Conceição Evaristo é candidata à ABL! Saiba mais sobre a escritora e descubra a importância de sua candidatura

No próximo dia 30 é decidido quem fará parte da Academia Brasileira de Letras. E felizmente, a mais cotada é Conceição Evaristo. Caso vença e receba sua cadeira do colegiado, ela seria a primeira mulher negra participante da ABL em 120 anos desde sua criação.

A literatura brasileira apaga à presença da negritude há séculos. Como por exemplo, Lima Barreto trazia suas influências negras, fortes e empoderadas. Por este motivo, ele foi excluído da cena literária da época e só foi ressurgir após sua morte, com a publicação do ensaio Literatura e Consciência em 1988, na revista Instituto de Estudos Brasileiros, assinada por Octavio Ianni. Na publicação, Octavio fala sobre três autores negros: Machado de Assis, Cruz e Souza e Lima Barreto. Dentre os três autores, apenas Machado deve destaque em vida.

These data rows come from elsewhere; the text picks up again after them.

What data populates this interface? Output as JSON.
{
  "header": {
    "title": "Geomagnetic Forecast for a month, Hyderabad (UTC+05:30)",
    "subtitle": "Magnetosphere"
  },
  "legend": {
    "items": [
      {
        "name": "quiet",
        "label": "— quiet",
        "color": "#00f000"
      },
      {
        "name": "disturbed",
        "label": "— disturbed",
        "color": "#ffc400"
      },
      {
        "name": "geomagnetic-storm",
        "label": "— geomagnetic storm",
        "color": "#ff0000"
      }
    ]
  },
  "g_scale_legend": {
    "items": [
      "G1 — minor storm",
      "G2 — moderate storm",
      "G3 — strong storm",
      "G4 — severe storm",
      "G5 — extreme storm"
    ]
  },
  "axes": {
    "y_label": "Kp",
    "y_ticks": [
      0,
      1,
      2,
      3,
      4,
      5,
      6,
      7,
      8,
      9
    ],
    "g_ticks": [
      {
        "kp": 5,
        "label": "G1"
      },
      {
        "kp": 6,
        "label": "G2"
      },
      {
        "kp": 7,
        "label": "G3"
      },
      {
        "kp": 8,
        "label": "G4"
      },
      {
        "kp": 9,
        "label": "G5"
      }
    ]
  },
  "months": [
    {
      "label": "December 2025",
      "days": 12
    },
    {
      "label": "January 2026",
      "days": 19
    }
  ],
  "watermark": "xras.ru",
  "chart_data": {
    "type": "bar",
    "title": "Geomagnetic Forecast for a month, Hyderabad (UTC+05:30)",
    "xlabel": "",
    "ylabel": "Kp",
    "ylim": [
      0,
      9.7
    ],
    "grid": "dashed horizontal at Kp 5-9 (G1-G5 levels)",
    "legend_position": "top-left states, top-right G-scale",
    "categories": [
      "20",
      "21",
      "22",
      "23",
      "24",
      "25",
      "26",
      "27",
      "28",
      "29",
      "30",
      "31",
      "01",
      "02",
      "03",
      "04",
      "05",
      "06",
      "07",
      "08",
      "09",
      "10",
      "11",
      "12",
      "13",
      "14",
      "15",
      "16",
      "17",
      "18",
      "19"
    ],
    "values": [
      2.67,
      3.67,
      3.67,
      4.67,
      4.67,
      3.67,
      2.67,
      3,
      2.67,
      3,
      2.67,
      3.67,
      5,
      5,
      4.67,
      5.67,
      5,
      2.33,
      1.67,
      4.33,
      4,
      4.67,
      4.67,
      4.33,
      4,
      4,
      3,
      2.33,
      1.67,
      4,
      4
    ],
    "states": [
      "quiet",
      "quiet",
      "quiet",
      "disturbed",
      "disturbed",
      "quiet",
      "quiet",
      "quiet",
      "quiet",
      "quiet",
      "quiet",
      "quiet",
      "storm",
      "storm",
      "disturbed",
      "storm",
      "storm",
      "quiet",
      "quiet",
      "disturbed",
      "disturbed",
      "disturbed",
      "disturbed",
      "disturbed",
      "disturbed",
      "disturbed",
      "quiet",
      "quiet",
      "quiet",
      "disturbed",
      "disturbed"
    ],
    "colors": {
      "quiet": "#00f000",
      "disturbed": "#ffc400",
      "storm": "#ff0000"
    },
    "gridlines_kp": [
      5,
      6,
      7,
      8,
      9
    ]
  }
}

Após décadas, a literatura brasileira caminha no sentido da igualdade. São passos lentos, mas segue. E com a possível participação de Conceição na ABL, esse seria o maior avanço em anos. Mérito a escritora tem de sobra. Vencedora do prêmio Jabuti em 2015 pelo livro de contos Olhos d’Água, editora Pallas/Fundação Biblioteca Nacional, Conceição estreou na literatura em 1990, com obras publicadas na série Cadernos Negros. Desde então, ela publicou dezenas de livros, entre eles: Becos da Memória e Ponciá Vicêncio, ambas também da editora Pallas. Nesses dois livros, a escritora escancara toda a existência negra reprimida em séculos na literatura brasileira. Memórias que partem de sua origem enquanto sua condição de mulher negra, como ela mesmo diz.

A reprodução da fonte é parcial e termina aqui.